Сынок Христины продолжал громко выть, он теперь лежал на земле лицом вниз, царапал землю руками, и офицер, поморщившись, сказал своим: «Унесите». — Потом добавил: «А этим свяжите руки»..
К нему подошли два мавра, что-то тихо ему проговорили, и офицер в ответ молча кивнул головой. Мавры схватили двух девчонок с косичками — Аниту и Марию — и куда-то их уволокли.
Руки связали всем, кроме Энрике. Он подумал, что тех, кого связали, уведут в плен, а его расстреляют на месте. Ему не очень было страшно, за эти дни он столько видел смертей, что чувство страха в нем притупилось, и ему хотелось только одного: пусть его расстреляют сейчас, на глазах у всех, он покажет, как надо умирать. Да, он покажет! Плюнет в морду этому офицеру и крикнет своим друзьям: «Анимо, компаньерос! — Бодрее, товарищи!»
К Энрике подошел тот самый мавр, в которого он дважды стрелял. Бурнус на плече у него был разорван и в крови, но мавр скалил белые зубы в улыбке: он не думал сейчас о боли, он мечтал о мести. Взглянув на офицера, мавр показал глазами на Энрике. Но офицер мотнул головой: нет!

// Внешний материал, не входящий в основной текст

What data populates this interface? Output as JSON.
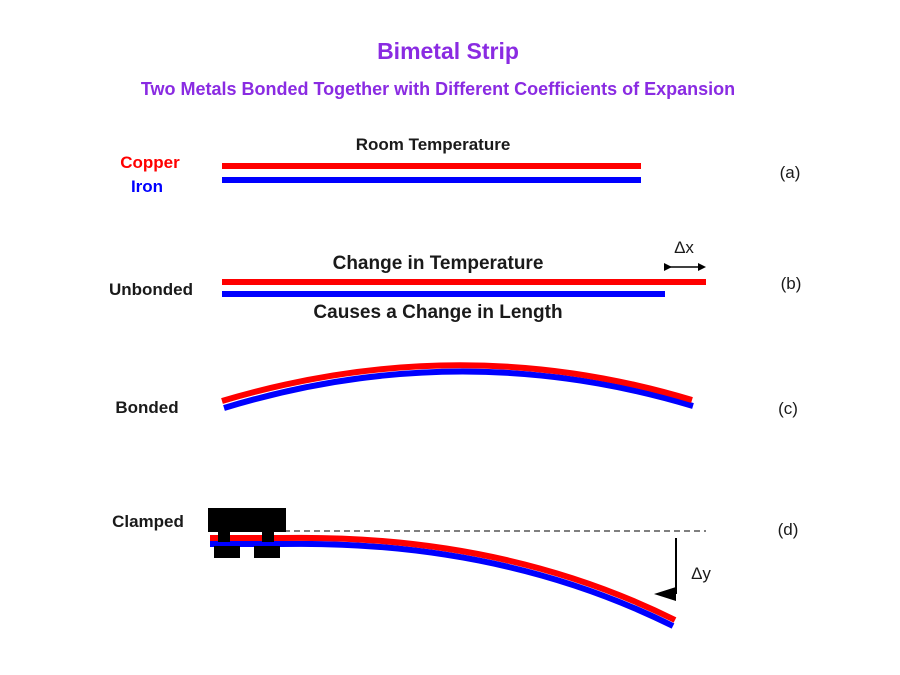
{
  "title": "Bimetal Strip",
  "subtitle": "Two Metals Bonded Together with Different Coefficients of Expansion",
  "colors": {
    "title": "#8a2be2",
    "copper": "#ff0000",
    "iron": "#0000ff",
    "clamp": "#000000",
    "text": "#1a1a1a"
  },
  "panels": {
    "a": {
      "heading": "Room Temperature",
      "label_copper": "Copper",
      "label_iron": "Iron",
      "tag": "(a)"
    },
    "b": {
      "heading": "Change in Temperature",
      "caption": "Causes a Change in Length",
      "label": "Unbonded",
      "delta_label": "Δx",
      "tag": "(b)"
    },
    "c": {
      "label": "Bonded",
      "tag": "(c)"
    },
    "d": {
      "label": "Clamped",
      "delta_label": "Δy",
      "tag": "(d)"
    }
  }
}
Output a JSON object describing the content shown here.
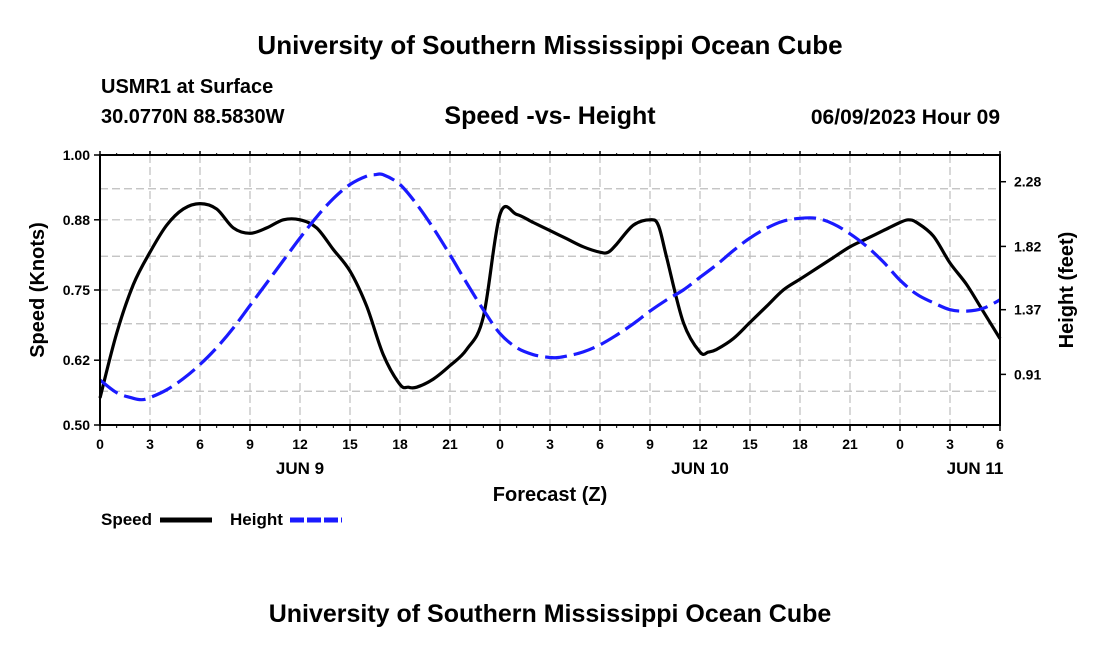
{
  "page": {
    "title_top": "University of Southern Mississippi Ocean Cube",
    "title_bottom": "University of Southern Mississippi Ocean Cube",
    "station": "USMR1 at Surface",
    "location": "30.0770N  88.5830W",
    "date": "06/09/2023 Hour 09"
  },
  "chart_data": {
    "type": "line",
    "title": "Speed -vs- Height",
    "xlabel": "Forecast (Z)",
    "ylabel_left": "Speed (Knots)",
    "ylabel_right": "Height (feet)",
    "x_range_hours": [
      0,
      54
    ],
    "x_ticks": [
      {
        "h": 0,
        "label": "0"
      },
      {
        "h": 3,
        "label": "3"
      },
      {
        "h": 6,
        "label": "6"
      },
      {
        "h": 9,
        "label": "9"
      },
      {
        "h": 12,
        "label": "12"
      },
      {
        "h": 15,
        "label": "15"
      },
      {
        "h": 18,
        "label": "18"
      },
      {
        "h": 21,
        "label": "21"
      },
      {
        "h": 24,
        "label": "0"
      },
      {
        "h": 27,
        "label": "3"
      },
      {
        "h": 30,
        "label": "6"
      },
      {
        "h": 33,
        "label": "9"
      },
      {
        "h": 36,
        "label": "12"
      },
      {
        "h": 39,
        "label": "15"
      },
      {
        "h": 42,
        "label": "18"
      },
      {
        "h": 45,
        "label": "21"
      },
      {
        "h": 48,
        "label": "0"
      },
      {
        "h": 51,
        "label": "3"
      },
      {
        "h": 54,
        "label": "6"
      }
    ],
    "day_labels": [
      {
        "h": 12,
        "label": "JUN 9"
      },
      {
        "h": 36,
        "label": "JUN 10"
      },
      {
        "h": 52.5,
        "label": "JUN 11"
      }
    ],
    "ylim_left": [
      0.5,
      1.0
    ],
    "yticks_left": [
      "1.00",
      "0.88",
      "0.75",
      "0.62",
      "0.50"
    ],
    "ylim_right": [
      0.55,
      2.47
    ],
    "yticks_right": [
      "2.28",
      "1.82",
      "1.37",
      "0.91"
    ],
    "grid": true,
    "legend": {
      "speed_label": "Speed",
      "height_label": "Height",
      "placement": "bottom-left"
    },
    "series": [
      {
        "name": "Speed",
        "color": "#000000",
        "style": "solid",
        "axis": "left",
        "x": [
          0,
          1,
          2,
          3,
          4,
          5,
          6,
          7,
          8,
          9,
          10,
          11,
          12,
          13,
          14,
          15,
          16,
          17,
          18,
          18.5,
          19,
          20,
          21,
          22,
          23,
          24,
          25,
          26,
          27,
          28,
          29,
          30,
          30.5,
          31,
          32,
          33,
          33.5,
          34,
          35,
          36,
          36.5,
          37,
          38,
          39,
          40,
          41,
          42,
          43,
          44,
          45,
          46,
          47,
          48,
          48.5,
          49,
          50,
          51,
          52,
          53,
          54
        ],
        "y": [
          0.55,
          0.67,
          0.76,
          0.82,
          0.87,
          0.9,
          0.91,
          0.9,
          0.865,
          0.855,
          0.865,
          0.88,
          0.88,
          0.865,
          0.825,
          0.785,
          0.72,
          0.63,
          0.575,
          0.57,
          0.57,
          0.585,
          0.61,
          0.64,
          0.7,
          0.89,
          0.89,
          0.875,
          0.86,
          0.845,
          0.83,
          0.82,
          0.82,
          0.835,
          0.87,
          0.88,
          0.87,
          0.81,
          0.69,
          0.635,
          0.635,
          0.64,
          0.66,
          0.69,
          0.72,
          0.75,
          0.77,
          0.79,
          0.81,
          0.83,
          0.845,
          0.86,
          0.875,
          0.88,
          0.875,
          0.85,
          0.8,
          0.76,
          0.71,
          0.66
        ]
      },
      {
        "name": "Height",
        "color": "#1a1aff",
        "style": "dashed",
        "axis": "right",
        "x": [
          0,
          1,
          2,
          2.5,
          3,
          4,
          5,
          6,
          7,
          8,
          9,
          10,
          11,
          12,
          13,
          14,
          15,
          16,
          16.5,
          17,
          18,
          19,
          20,
          21,
          22,
          23,
          24,
          25,
          26,
          27,
          27.5,
          28,
          29,
          30,
          31,
          32,
          33,
          34,
          35,
          36,
          37,
          38,
          39,
          40,
          41,
          42,
          43,
          44,
          45,
          46,
          47,
          48,
          49,
          50,
          51,
          52,
          53,
          54
        ],
        "y": [
          0.87,
          0.78,
          0.74,
          0.73,
          0.745,
          0.8,
          0.88,
          0.98,
          1.1,
          1.24,
          1.4,
          1.56,
          1.72,
          1.88,
          2.03,
          2.16,
          2.26,
          2.32,
          2.33,
          2.33,
          2.26,
          2.12,
          1.95,
          1.76,
          1.56,
          1.37,
          1.2,
          1.1,
          1.05,
          1.03,
          1.03,
          1.04,
          1.07,
          1.12,
          1.19,
          1.27,
          1.36,
          1.44,
          1.51,
          1.6,
          1.69,
          1.79,
          1.88,
          1.95,
          2.0,
          2.02,
          2.02,
          1.98,
          1.91,
          1.82,
          1.71,
          1.58,
          1.48,
          1.42,
          1.37,
          1.36,
          1.38,
          1.44
        ]
      }
    ]
  }
}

Тогда мавр вытащил из ножен кривой нож, приблизился к одному из связанных парней и сильным движением перерезал тому горло от уха до уха. И сразу же схватил за косы рядом стоявшую с парнем женщину, резко дернул ее голову назад и проделал с ней то же самое.
Мавры, и фалангисты одобрительно загоготали, а офицер сказал по-испански:
— Довольно, Асид Карим. Оставь другим.
И началась резня.
Красные круги поплыли перед глазами Энрике. Он слышал крики, стоны, женщины бились в истерике, старики вырывались из рук мавров и фалангистов, а те продолжали свое страшное дело, и тот, кто особенно удачно и ловко расправлялся со своей жертвой, тут же заслуживал одобрительные возгласы фашистов, точно он лишал жизни не человека, а обреченное на смерть животное.
Энрике хотел закрыть глаза, чтобы ничего этого не видеть, но как только очередной палач приближался к своей жертве, мальчишка порывался на помощь — бить, царапать, рвать на части чудовище с кривым ножом в руках — и не мог сдвинуться с места, стоял с раскрытыми глазами, слегка пошатываясь…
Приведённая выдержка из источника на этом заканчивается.